On a ride home with a buddy of mine the other day, he and I started talking about serving others and what that looks like. The conversation led him to reveal that he has a hard time not taking on the responsibility of the individuals that he is serving. He stated that while he wants to serve others, he finds himself wanting to take ownership of people’s needs and responsibilities. He told me that he knows it is not his responsibility to work things out for others or to get things completed for others, but he struggles with taking on ownership that isn’t his to take. After hearing this, it led me to question the line between serving others and taking responsibility for others.
Anyone who has followed my blog knows that I believe service to be the key element to leadership, that selfless leadership is about serving those around us, and that service is the highest form of leadership. However, there is a fine line between serving others and taking responsibility for others. If we do not set clear boundaries between the two, then we can begin to build resentment and frustration toward the people we should be serving.

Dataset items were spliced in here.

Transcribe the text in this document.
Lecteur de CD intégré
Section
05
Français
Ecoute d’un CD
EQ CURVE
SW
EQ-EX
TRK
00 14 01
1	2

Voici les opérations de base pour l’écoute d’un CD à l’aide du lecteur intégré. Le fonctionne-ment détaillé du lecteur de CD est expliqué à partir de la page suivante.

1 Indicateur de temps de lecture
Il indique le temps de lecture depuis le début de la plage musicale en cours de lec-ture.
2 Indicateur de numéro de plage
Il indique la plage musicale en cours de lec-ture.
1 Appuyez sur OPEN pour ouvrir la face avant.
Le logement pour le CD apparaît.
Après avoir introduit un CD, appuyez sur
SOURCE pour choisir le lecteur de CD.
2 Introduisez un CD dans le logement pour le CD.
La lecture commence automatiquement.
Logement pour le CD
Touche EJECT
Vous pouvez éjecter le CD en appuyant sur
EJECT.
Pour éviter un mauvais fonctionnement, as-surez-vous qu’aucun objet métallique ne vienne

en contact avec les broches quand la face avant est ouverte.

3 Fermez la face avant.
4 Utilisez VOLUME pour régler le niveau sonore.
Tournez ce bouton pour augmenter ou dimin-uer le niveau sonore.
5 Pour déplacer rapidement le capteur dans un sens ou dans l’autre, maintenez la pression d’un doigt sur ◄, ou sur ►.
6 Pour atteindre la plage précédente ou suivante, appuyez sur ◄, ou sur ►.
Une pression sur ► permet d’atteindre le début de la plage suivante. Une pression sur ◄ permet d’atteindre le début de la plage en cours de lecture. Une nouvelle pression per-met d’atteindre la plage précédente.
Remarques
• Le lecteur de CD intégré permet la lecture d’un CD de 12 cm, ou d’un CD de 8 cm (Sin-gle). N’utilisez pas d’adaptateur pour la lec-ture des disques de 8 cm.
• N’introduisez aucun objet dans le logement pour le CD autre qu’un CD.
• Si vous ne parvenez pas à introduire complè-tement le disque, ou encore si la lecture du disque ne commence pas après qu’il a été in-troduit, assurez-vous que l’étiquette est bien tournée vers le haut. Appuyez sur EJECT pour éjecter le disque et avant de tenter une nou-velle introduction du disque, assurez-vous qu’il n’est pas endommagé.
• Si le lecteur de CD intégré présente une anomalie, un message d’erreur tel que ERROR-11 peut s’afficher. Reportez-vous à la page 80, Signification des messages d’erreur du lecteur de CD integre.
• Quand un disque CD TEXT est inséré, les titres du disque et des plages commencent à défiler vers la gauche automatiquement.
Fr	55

Service is about supporting, helping, and encouraging others through action and word. Serving others can take on a multitude of forms. Some acts of service may be small; others can be life changing or life altering. For example, seeing an individual struggling to pay for the groceries in the check out line and volunteering to pay for their groceries is an act of service. Or it could be as big as the service given by C. S. Lewis to his late friend whom he lost in World War II. He took in his late friend’s mother and cared for her until her dying day. Some acts of service will hardly have an impact on our lives, while others might completely change how we live.
Serving others should never be about enabling or allowing for poor decision making. It should never be about taking the responsibility of others as our own. Paying for someone’s groceries at the check-out line, because they didn’t have the means to do it themselves at that time, is not taking on that individual’s responsibility nor is it enabling them. Rather, you are providing an act of service for someone in need at a specific time. This changes when you continue to give them money for groceries while they do nothing to try and earn their own income to provide for themselves. That is when you have taken on their responsibility and have enabled them to continue living without taking on personal responsibility.
Selfless leadership means we serve those we influence. We do not enable, make excuses for, or fail to hold others accountable. Serving others should be our aim every day. We should be looking for ways to help others and provide support and encouragement where needed. We do not take on the responsibilities of others, but rather help others complete or accomplish their responsibilities. Ultimately, it is still the other person’s job to complete or fulfill their own responsibilities. But let’s admit it, getting help when our responsibilities seem overwhelming allows us time to take a breath and feel more confident in taking ownership of our responsibilities.
Live a life of leadership through service. We all need help from time to time, and seeking out ways to serve others is a way to enrich our own life. Help, support, and encourage others in their responsibilities, but do not take on other’s responsibilities for them.
As always, stay humble and serve well!